In the same vein, Freud saw art as a sublimated expression of traumatic childhood experiences in the artists’ past by means of which they try to work through such libidinal catastrophes: “A strong experience in the present awakens in the creative writer a memory of an earlier experience (usually belonging to his childhood) from which there now proceeds a wish which finds its fulfillment in the creative work”. For Freud as for Nietzsche, art is cope. Earles practically says as much in an interview for Guzzler’s Recent Tendencies in Women’s Painting (2020): “I love to make work focused on a wound. There’s lots of sick girl artists who focus on recovery and fantasy and stuff. I don’t think my work is like that. There’s always some leaking hole at the centre”. If art and technocapital melt into one another like once broke-up lovers back into each other’s nostalgic arms, it is because they both transvaluate all our infernal suffering on this shithole planet into a source of ecstatic creation.
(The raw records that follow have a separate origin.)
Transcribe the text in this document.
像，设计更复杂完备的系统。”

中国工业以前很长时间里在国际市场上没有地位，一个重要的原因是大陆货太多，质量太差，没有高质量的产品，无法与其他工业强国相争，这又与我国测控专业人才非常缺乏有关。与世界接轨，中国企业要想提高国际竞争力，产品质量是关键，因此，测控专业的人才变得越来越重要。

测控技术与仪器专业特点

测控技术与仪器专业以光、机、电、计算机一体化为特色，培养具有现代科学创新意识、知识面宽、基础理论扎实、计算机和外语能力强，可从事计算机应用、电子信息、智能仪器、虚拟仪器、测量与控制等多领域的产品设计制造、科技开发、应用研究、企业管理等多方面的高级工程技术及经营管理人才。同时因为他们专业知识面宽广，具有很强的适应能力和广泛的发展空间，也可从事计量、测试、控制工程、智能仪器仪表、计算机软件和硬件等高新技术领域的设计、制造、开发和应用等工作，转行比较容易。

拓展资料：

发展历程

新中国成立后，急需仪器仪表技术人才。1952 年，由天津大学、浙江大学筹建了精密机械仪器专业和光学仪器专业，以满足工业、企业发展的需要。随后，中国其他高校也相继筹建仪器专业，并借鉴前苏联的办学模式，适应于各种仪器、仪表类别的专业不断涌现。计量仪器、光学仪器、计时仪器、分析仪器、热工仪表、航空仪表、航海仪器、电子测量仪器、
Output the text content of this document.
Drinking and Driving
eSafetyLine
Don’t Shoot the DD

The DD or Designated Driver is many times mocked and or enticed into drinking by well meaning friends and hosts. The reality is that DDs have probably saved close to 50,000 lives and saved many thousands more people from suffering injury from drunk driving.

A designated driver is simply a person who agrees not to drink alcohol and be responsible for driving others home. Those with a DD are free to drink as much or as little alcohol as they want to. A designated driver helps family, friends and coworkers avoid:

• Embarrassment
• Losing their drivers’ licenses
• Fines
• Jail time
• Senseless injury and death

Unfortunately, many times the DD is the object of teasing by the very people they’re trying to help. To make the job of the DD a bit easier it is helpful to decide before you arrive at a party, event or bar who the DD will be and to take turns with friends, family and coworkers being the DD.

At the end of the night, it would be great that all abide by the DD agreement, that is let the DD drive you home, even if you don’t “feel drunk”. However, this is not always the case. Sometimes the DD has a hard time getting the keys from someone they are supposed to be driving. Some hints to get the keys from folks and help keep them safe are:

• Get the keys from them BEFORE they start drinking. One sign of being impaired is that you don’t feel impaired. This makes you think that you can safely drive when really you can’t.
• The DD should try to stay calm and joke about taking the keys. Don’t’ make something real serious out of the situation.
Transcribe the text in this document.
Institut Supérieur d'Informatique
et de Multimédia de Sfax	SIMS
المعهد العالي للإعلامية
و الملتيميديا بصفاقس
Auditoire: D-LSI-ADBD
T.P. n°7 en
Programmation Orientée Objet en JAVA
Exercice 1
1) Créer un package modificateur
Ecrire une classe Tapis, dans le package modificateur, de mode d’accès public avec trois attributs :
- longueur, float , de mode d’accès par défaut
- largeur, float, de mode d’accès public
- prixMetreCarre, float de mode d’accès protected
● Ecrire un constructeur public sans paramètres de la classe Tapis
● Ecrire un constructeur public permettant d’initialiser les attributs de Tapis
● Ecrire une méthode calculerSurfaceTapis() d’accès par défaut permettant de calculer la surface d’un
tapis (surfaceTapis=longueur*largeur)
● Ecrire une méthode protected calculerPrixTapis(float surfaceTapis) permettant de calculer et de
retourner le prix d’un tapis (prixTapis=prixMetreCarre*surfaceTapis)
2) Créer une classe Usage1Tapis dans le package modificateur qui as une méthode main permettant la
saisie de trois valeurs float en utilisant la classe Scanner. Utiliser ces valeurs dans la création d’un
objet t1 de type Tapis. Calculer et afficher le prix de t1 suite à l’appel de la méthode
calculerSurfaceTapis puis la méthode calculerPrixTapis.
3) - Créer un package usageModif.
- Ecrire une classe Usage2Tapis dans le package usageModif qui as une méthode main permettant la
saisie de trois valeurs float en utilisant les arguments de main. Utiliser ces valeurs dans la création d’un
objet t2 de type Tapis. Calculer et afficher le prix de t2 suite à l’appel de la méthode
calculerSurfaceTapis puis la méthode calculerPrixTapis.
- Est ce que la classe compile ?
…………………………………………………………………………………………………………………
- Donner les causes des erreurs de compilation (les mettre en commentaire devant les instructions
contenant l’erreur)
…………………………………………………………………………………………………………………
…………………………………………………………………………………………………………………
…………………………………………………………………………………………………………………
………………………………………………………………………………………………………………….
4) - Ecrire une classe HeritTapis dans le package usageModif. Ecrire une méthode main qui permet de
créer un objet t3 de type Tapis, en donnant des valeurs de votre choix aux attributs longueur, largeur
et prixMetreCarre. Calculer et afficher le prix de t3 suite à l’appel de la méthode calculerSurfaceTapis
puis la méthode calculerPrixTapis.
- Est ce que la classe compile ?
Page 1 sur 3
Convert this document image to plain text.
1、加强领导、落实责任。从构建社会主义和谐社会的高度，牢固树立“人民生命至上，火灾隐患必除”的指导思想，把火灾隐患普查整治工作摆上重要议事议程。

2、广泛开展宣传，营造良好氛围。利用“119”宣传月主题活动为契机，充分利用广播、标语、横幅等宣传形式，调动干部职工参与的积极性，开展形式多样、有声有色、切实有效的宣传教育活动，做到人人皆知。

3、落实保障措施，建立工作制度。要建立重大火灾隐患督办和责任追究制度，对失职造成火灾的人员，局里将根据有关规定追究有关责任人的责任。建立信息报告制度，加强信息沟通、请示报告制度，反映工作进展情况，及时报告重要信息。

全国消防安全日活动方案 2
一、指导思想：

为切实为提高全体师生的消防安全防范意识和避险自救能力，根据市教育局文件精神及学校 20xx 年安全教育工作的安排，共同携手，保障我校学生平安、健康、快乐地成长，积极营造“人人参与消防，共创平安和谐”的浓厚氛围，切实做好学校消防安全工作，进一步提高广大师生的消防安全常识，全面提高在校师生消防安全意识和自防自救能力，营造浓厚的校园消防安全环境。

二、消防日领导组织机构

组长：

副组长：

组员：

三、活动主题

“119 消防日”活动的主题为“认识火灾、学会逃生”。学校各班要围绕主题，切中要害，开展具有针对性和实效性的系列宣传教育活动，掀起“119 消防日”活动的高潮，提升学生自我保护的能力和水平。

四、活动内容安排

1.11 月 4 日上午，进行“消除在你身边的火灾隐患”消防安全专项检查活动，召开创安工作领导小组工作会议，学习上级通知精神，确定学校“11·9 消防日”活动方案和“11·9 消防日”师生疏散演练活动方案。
As I turned from the gaps of the blank gallery wall in Earles’ works to mingle with the patrons themselves, the lo-fi tragedy of it all could not have been starker. Whereas previous shows at Meow2 and particularly its former incarnation Meow involved someone asking people questions and filming them (as Earles puts it, “like they were fucking Edie Sedgwick”), that was no longer necessary insofar as everyone knew they were there to play a part. And play the part they did. While I overheard and participated in a few brief conversations about Earles’ new works, the grotification of VCA or the greatest performance art of our time up on Capitol Hill (QAnon Shaman is the new Marina Abramović), the most frequent topic was bitcoin, cryptocurrency, stocks and trading. “I’m going be richer than all of you!” a certain RMIT fashion student turned Wolf of Dryburgh Street shouts only half-jokingly after checking on his recent investments before taking a sip of champagne listed on the bar menu as “champain”. Though most of us in attendance were either students with part-time jobs, precarious workers or Centrelink survivors, I couldn’t help but find a perverse pleasure in the way we were all too willing S&M victims of that lovely monster technocapitalism. As Deleuze and Guattari gleefully admit, there is “a pure joy in feeling oneself a wheel in the machine, traversed by flows, broken by schizzes”, in “placing oneself in a position where one is thus traversed, broken, fucked by the socius”. When the limits to capitalist growth are outrun by the growth of capitalist limits in everyday life as in Earles’ latest show, the only ones eagerly nearing their own demise are the edgelords of late anti-capitalism.